しかし、様々な作用があることは分かるものの、THCが体内でどのように作用しているかは長い間分からないままでした。

その後の実験により、人間の身体のいたるところにカンナビノイド受容体があることが分かり、THCは、カンナビノイド受容体に結合することで身体に作用していると考えられるようになりました。※1

2.エンドカンナビノイド(内因性カンナビノイド)とは?

エンドカンナビノイドとは、人間の体内で作られているカンナビノイドです。

代表的なエンドカンナビノイドとしては、アナンダミドと2-アラキドノイルグリセロールが挙げられます。

エンドカンナビノイドは、カンナビノイド受容体が発見された後に見つかりました。

フィトカンナビノイドであるTHCが結合するカンナビノイド受容体が人間の体内にあるということは、同じような作用を持つ物質が、人間の身体の中で作られているということ。その物質を探したことで、上記の2つのエンドカンナビノイドが発見されました。

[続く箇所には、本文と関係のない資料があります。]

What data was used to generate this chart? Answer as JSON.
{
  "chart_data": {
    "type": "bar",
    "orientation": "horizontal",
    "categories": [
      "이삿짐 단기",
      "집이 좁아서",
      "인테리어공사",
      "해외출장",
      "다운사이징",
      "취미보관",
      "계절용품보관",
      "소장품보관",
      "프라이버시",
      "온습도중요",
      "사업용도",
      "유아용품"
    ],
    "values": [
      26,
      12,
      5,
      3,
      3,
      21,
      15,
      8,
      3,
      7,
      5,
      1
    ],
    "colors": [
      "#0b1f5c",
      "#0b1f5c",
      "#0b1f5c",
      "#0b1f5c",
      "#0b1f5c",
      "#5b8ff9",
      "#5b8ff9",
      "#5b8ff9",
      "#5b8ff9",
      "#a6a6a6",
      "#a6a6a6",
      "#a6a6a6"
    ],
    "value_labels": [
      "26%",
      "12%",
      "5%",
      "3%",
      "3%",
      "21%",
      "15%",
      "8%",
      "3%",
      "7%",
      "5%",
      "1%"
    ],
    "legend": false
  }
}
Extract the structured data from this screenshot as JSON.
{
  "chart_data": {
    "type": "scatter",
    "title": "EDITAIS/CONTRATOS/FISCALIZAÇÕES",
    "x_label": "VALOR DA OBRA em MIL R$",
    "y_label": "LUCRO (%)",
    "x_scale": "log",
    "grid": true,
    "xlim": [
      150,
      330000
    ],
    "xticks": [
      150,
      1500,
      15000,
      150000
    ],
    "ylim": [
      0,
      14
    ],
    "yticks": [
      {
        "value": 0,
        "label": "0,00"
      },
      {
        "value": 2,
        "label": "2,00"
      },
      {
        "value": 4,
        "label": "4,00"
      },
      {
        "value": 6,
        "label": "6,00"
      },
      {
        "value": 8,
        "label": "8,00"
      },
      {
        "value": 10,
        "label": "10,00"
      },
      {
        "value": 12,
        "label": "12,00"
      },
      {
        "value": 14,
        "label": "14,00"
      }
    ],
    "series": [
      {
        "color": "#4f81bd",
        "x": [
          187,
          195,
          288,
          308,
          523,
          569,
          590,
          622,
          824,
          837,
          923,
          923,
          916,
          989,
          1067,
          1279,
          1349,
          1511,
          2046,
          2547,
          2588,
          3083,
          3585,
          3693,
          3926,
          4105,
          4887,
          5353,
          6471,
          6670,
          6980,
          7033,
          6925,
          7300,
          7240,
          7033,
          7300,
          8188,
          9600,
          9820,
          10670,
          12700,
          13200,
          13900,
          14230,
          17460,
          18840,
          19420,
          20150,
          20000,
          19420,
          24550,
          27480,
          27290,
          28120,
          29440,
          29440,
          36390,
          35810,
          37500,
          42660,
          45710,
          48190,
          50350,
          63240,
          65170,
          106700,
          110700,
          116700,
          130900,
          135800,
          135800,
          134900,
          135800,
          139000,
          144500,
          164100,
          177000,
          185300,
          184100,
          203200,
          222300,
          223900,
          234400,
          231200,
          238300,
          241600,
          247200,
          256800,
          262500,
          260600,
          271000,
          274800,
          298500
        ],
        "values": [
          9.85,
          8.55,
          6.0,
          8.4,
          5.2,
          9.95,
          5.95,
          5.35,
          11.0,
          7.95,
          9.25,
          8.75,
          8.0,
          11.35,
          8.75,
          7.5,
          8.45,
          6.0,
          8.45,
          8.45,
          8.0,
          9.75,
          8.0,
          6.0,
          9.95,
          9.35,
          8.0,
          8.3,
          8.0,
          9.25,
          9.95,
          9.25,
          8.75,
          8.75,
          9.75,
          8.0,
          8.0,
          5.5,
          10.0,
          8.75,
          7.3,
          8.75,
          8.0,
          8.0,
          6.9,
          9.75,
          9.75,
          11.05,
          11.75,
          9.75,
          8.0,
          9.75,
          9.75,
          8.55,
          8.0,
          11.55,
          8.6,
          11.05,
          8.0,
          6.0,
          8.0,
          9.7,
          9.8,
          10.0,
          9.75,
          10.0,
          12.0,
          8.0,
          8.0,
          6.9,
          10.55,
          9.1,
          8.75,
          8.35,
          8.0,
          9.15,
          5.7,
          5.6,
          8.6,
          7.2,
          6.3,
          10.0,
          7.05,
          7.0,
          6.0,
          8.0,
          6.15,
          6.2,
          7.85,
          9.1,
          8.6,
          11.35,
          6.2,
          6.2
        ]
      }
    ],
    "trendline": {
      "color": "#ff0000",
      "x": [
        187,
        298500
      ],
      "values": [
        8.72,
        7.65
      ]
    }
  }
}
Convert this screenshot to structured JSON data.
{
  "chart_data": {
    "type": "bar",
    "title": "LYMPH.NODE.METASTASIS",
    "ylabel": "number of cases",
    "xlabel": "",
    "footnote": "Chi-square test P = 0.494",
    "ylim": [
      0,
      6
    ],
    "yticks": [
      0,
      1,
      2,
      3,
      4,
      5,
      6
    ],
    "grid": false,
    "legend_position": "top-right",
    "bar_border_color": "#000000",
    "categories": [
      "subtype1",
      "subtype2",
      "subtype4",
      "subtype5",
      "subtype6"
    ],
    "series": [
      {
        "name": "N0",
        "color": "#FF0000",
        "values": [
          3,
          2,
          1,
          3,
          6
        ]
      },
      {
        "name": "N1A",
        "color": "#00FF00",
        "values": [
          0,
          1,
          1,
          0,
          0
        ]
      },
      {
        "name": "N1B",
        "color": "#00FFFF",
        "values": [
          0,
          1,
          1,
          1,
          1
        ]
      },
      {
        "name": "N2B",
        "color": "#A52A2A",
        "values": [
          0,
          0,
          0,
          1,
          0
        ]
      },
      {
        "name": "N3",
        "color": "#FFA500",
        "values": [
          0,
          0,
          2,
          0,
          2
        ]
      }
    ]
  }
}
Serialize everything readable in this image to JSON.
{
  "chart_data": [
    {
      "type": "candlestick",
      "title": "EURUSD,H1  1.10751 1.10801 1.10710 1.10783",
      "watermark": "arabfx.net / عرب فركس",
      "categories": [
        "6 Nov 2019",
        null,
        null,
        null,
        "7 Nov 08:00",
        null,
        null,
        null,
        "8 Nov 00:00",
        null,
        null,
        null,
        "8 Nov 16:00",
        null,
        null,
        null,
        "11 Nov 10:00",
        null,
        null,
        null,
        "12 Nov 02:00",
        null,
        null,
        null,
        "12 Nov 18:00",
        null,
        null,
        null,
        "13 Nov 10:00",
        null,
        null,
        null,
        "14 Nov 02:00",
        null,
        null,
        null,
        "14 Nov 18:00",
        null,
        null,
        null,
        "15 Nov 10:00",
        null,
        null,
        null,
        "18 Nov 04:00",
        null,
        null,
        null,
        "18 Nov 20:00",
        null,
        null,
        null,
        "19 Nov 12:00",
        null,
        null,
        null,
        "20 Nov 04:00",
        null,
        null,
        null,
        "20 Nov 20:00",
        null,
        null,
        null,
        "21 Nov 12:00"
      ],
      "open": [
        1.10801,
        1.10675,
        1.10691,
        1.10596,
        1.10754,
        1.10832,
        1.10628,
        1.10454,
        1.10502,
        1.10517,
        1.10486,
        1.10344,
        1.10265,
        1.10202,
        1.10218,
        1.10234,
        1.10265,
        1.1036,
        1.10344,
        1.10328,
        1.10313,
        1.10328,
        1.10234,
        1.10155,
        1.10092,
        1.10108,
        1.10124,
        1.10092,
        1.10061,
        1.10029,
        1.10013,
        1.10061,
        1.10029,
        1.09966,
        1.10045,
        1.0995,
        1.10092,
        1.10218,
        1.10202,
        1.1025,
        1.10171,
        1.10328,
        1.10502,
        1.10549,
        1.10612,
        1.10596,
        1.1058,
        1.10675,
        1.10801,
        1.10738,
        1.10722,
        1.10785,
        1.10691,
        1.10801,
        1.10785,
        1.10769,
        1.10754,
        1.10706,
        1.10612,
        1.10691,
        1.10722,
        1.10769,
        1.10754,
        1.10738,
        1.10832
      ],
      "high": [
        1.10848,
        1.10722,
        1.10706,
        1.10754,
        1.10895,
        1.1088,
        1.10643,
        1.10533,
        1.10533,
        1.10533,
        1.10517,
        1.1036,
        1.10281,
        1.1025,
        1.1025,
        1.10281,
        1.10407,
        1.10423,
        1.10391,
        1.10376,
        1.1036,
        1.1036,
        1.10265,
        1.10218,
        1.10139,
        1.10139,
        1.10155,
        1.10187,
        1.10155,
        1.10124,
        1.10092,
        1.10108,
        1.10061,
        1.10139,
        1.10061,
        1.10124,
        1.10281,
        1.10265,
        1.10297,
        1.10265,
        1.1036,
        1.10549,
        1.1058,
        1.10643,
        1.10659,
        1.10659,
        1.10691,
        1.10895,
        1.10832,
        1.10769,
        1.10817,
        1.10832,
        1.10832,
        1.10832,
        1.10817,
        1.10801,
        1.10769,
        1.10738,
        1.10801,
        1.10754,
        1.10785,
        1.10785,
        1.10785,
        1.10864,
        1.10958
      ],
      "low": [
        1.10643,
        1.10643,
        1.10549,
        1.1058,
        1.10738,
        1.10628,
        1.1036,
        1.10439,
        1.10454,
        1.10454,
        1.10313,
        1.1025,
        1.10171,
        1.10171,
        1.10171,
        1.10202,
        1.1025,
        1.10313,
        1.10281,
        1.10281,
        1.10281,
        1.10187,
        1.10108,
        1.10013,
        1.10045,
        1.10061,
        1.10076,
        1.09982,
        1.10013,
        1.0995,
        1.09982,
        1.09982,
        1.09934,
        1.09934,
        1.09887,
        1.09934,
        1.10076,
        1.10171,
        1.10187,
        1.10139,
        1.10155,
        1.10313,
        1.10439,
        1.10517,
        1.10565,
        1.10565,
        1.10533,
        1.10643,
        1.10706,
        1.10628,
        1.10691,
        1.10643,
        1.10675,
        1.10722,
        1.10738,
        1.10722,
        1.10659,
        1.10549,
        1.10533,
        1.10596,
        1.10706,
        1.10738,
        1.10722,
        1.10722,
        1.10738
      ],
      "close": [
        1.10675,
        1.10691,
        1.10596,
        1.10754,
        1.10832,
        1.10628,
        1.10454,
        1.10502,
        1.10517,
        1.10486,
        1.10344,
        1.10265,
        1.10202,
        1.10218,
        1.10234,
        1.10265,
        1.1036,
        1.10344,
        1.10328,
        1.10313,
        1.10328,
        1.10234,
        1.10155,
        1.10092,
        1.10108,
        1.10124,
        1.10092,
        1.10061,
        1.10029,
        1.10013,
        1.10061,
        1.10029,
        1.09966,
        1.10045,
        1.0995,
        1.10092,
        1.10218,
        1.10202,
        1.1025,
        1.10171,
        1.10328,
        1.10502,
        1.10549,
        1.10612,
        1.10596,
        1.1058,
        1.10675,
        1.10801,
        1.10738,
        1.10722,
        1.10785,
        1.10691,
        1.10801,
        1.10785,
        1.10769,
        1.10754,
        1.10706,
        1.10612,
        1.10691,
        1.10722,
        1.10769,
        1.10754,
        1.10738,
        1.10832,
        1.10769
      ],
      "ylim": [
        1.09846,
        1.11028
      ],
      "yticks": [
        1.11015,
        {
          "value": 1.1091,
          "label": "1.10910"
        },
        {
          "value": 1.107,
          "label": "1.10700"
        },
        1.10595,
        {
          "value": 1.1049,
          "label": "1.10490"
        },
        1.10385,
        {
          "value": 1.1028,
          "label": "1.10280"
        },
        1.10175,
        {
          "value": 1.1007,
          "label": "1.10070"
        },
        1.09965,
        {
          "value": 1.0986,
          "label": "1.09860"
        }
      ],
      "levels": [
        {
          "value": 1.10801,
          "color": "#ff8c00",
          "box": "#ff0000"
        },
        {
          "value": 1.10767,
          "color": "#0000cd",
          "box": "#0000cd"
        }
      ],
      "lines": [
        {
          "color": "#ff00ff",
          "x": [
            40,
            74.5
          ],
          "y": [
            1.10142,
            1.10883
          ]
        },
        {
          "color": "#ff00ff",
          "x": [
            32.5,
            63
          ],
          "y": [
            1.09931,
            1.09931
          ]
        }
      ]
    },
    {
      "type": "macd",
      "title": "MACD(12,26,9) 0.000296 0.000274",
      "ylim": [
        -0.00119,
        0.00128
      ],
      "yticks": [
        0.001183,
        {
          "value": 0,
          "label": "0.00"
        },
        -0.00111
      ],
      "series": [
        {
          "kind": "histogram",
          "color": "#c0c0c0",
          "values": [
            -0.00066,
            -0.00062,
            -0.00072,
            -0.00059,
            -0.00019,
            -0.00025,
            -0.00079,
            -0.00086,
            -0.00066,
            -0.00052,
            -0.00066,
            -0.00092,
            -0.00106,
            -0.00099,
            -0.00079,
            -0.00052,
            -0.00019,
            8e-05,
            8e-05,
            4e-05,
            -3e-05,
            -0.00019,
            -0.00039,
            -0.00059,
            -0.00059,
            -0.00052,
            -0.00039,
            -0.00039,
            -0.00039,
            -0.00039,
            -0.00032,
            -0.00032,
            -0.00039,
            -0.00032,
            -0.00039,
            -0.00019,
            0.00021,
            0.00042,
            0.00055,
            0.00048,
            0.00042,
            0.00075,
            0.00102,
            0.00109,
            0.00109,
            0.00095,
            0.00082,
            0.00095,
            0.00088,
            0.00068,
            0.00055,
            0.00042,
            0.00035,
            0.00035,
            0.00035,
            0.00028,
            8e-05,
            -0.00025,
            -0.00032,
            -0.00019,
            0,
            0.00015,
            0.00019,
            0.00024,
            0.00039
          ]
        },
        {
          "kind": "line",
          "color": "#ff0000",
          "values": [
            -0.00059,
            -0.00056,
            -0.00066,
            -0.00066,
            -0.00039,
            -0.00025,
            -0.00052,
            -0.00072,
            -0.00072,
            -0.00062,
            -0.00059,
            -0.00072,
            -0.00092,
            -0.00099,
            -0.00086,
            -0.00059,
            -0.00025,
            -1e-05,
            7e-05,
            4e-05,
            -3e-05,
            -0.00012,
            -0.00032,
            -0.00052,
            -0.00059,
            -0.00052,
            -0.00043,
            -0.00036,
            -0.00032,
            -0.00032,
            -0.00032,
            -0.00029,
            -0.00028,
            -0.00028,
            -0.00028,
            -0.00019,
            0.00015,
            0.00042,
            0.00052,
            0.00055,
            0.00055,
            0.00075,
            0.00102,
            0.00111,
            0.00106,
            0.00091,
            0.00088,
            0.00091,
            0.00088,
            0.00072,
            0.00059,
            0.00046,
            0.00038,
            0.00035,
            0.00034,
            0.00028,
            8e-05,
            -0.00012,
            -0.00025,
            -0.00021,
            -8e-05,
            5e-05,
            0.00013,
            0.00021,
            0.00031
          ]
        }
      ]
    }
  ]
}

※1

アナンダミドや2-アラキドノイルグリセロールは脳内マリファナや脳内麻薬とも呼ばれ、痛みを抑制したり、幸福感を感じたり、食欲を増進したりなど、身体にとっての重要な役割を果たしています。

3.合成カンナビノイドとは?

合成カンナビノイドとは、人工的に作られたカンナビノイドです。

医薬品としてや研究などに使われることもありますが、娯楽目的で使用されることもあります。合成カンナビノイドは危険ドラッグにも使われています。

そのため、合成カンナビノイドの多くは法的な規制を受けています。

カンナビノイド受容体のCB1とCB2とは?違いや作用を解説

フィトカンナビノイド、エンドカンナビノイド、合成カンナビノイドは、それぞれ作用が違うカンナビノイドであることが分かりましたね。

成分によって異なる作用を身体に伝える役割をしているのが、カンナビノイド受容体なのです。

カンナビノイド受容体には、CB1受容体とCB2受容体という2つのタイプがあり、それぞれが異なる役割を果たしています。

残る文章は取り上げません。